A obesidade na adolescência é frequentemente acompanhada por sofrimento psíquico. O psiquiatra Adriano Segal, responsável pelo setor de saúde mental do Ambulatório de Obesidade do HCFMUSP (Hospital das Clínicas da Faculdade de Medicina da Universidade de São Paulo), afirma que a pressão social pode gerar um fenômeno chamado de introjeção do preconceito, fazendo com que adolescentes com obesidade passem a "concordar" com o preconceito e a se sentir efetivamente inferior.
Segal destaca que quadros como depressão, transtorno dismórfico corporal e transtornos alimentares podem ser desencadeados por essa pressão. Por isso, é fundamental que a cirurgia, quando indicada, faça parte de um plano multidisciplinar e contínuo.

A cirurgia pode ser um passo na construção de uma relação mais saudável com o corpo, desde que acompanhada de mudanças reais no estilo de vida e suporte psicológico constante. "A abordagem multiprofissional bem acompanhada da obesidade tem muito bons resultados hoje em dia", afirma Segal.
Quanto aos riscos, embora os de mortalidade sejam baixos, não são nulos. Além disso, a cirurgia pode trazer impactos de longo prazo no desenvolvimento ósseo.
Segundo Geloneze, mesmo após o fim do crescimento em altura, a densidade dos ossos continua aumentando progressivamente até cerca dos 30 anos. "Um dos problemas das cirurgias, de forma geral, é que elas podem dificultar a absorção de cálcio e vitamina D. Mesmo com o uso de suplementos, essa absorção pode não ser tão eficiente quanto em um organismo intacto, o que compromete o alcance do pico de massa óssea e eleva o risco de osteoporose precoce", afirma.
Quem já passou pela experiência

Lucas Matheus Serianni, 26, fez a cirurgia aos 16. Aos 11, começou a engordar devido a um problema de tireoide. "Engordava quase 11 kg por ano", lembra. Mesmo com acompanhamento nutricional e uso de medicamentos, a perda de peso era lenta. Após uma indicação médica e o incentivo da avó, ele realizou o procedimento com uma equipe multidisciplinar em São Paulo.
A decisão não foi isenta de medo. "Quando faltava uns dois dias, fiquei com medo de algo dar errado", relembra. No pós-operatório, enfrentou dores, dificuldade para ingerir líquidos e se adaptar à nova rotina alimentar. Mas, aos poucos, seu corpo —e sua relação com ele— foram mudando. "Tive muita disfunção de imagem no começo. Saí de 135 kg para 72 kg e ainda assim me via gordo", conta.
A cirurgia transformou sua vida social e afetiva, embora os desafios persistam. "Não consigo comer comida gordurosa, tenho dificuldade com carne, o cabelo ficou mais frágil, e quando bebo álcool fico bêbado com uma cerveja só", conta. Apesar dos efeitos colaterais, ele não se arrepende. "A cirurgia foi a melhor coisa em questão de saúde, estética e relacionamento", diz.
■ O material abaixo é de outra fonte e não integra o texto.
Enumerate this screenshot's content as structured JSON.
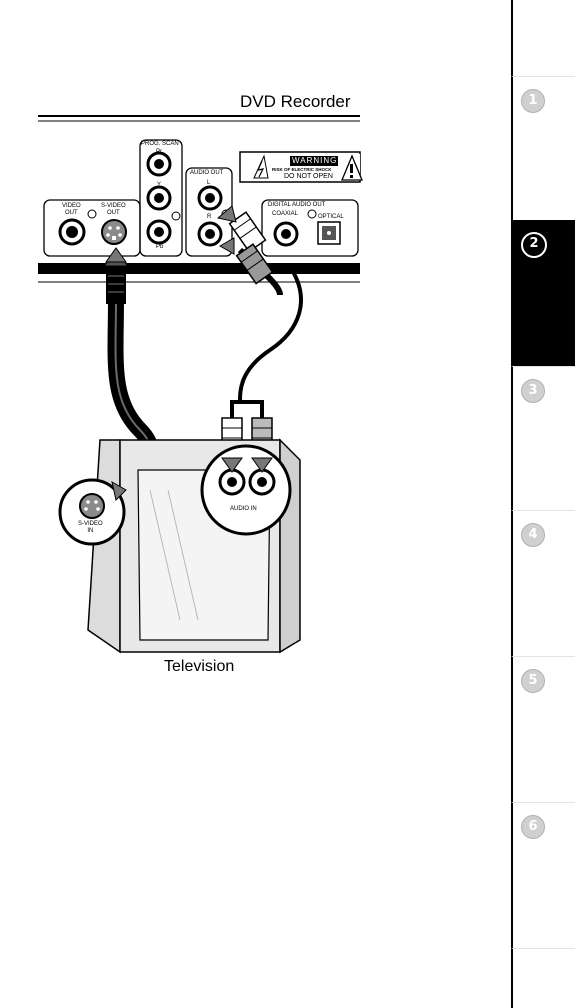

Giulia Cardoso, 22, de São Gonçalo (RJ), também passou pelo procedimento, mas aos 18 anos. Ela decidiu operar após uma adolescência marcada por depressão e ganho de peso, resultando em 128 kg. "A cirurgia me trouxe qualidade de vida e aumentou minha autoestima. Hoje me sinto uma nova mulher", afirma.
O desafio do acompanhamento
Para que os bons resultados sejam sustentáveis, o acompanhamento contínuo é indispensável. "As mudanças na imagem corporal, as limitações ligadas ao acompanhamento vitalício e a necessidade de suplementação são alguns dos desafios", destaca Segal.
Ainda assim, tanto os especialistas quanto os pacientes destacam que a cirurgia, quando bem indicada e acompanhada, pode ser uma aliada poderosa na luta contra a obesidade. Mas não é, e nem deve ser tratada, como solução mágica.
"Sei que a cirurgia não é o fim da jornada, mas o começo de uma nova etapa", diz Felipe, o jovem que ainda aguarda o procedimento. Esperançoso, ele sonha com o dia em que vai caber na cadeira da escola, comprar roupas em lojas "comuns" e correr sem se cansar. "Não quero mais sentir vergonha de mim", diz.